Google had asked the landscape ecologist Eric Sanderson, the founder of the Mannahatta Project, and an old friend of Cook’s, to consult on the plans for the gardens at St. John’s Terminal. “There’s a thing called Green Area Ratio, which is how much green can you get on a site,” Cook said. “Can you duplicate the amount of habitat that the site had in 1609? Is there any way to get that much productivity back and build up a million square feet of office space?”

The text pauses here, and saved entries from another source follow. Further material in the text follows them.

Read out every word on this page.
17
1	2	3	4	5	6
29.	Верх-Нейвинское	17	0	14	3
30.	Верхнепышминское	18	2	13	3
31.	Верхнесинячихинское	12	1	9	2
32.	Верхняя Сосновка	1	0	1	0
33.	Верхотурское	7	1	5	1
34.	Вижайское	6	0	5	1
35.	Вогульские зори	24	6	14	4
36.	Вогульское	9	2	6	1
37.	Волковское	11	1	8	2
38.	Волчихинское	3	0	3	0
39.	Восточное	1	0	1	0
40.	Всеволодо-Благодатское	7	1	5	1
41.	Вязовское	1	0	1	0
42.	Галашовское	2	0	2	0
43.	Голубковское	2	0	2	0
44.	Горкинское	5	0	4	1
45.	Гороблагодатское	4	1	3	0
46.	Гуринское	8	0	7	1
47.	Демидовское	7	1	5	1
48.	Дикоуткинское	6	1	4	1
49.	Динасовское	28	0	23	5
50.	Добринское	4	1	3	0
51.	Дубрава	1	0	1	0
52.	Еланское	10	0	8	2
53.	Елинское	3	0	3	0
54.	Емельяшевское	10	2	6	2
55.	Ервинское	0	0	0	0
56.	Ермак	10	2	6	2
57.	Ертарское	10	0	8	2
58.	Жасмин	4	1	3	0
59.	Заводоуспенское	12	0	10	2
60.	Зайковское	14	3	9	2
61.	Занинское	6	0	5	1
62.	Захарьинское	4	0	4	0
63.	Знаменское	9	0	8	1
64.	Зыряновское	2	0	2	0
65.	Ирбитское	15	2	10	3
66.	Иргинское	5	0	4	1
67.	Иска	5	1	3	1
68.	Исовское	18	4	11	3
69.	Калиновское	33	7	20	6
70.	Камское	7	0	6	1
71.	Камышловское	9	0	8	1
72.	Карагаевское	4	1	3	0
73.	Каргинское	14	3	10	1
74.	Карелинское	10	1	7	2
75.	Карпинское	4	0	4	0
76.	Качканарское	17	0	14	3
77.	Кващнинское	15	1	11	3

The original sandy shore of Manhattan was situated about a third of the way into the site of the building. Was it really possible to bring nature, whatever that meant, back to a place that hadn’t been nature in four centuries? Cook grinned. “I think the answer for sustainability, for carbon footprint, is going to be denser and denser cities,” he said. “Yet we as people need a connection to nature.” I asked whether these two ideas were in tension with each other. Cook sanded the tension down. “There’s this relationship between the two,” he said.

We went down a floor and looked at some renderings that had been taped to a window. There were images of Googlers sitting cross-legged on grass in the terrace gardens, and standing at counters in kitchen spaces. “From Day One, Google said that flow of food in and out was extremely important to them,” Cook said. “Feeding these pantries and micro-kitchens, and the flow of food out into the floors, was a primary planning criteria.” Google’s obsession with food flow had contributed to a change in the plans for the loading docks on the ground floor of the building.

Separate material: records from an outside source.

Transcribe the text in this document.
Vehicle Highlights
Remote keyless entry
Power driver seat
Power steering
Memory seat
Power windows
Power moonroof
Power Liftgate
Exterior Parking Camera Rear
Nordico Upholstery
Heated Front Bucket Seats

Shapiro said something about the “basket of amenities” that companies were now looking for in office buildings, and that developers were trying to deliver. For example, since the pandemic began, Cook said, more and more clients wanted good filtered air provided in their offices. “What you’re seeing in the investment community is, there’s so much reliance on E.S.G. now,” Shapiro said, meaning environmental, social, and governance criteria, as opposed to strictly financial concerns. “Buildings that are not E.S.G.-conscious are of fundamentally lesser value than those that, you know, comply.” Sometimes, financial and other priorities overlapped: keeping the base of the original St. John’s Terminal, instead of knocking it down and constructing an entirely new building, preserved part of the site’s historic character. It also, Cook said, saved money and a significant amount of carbon output.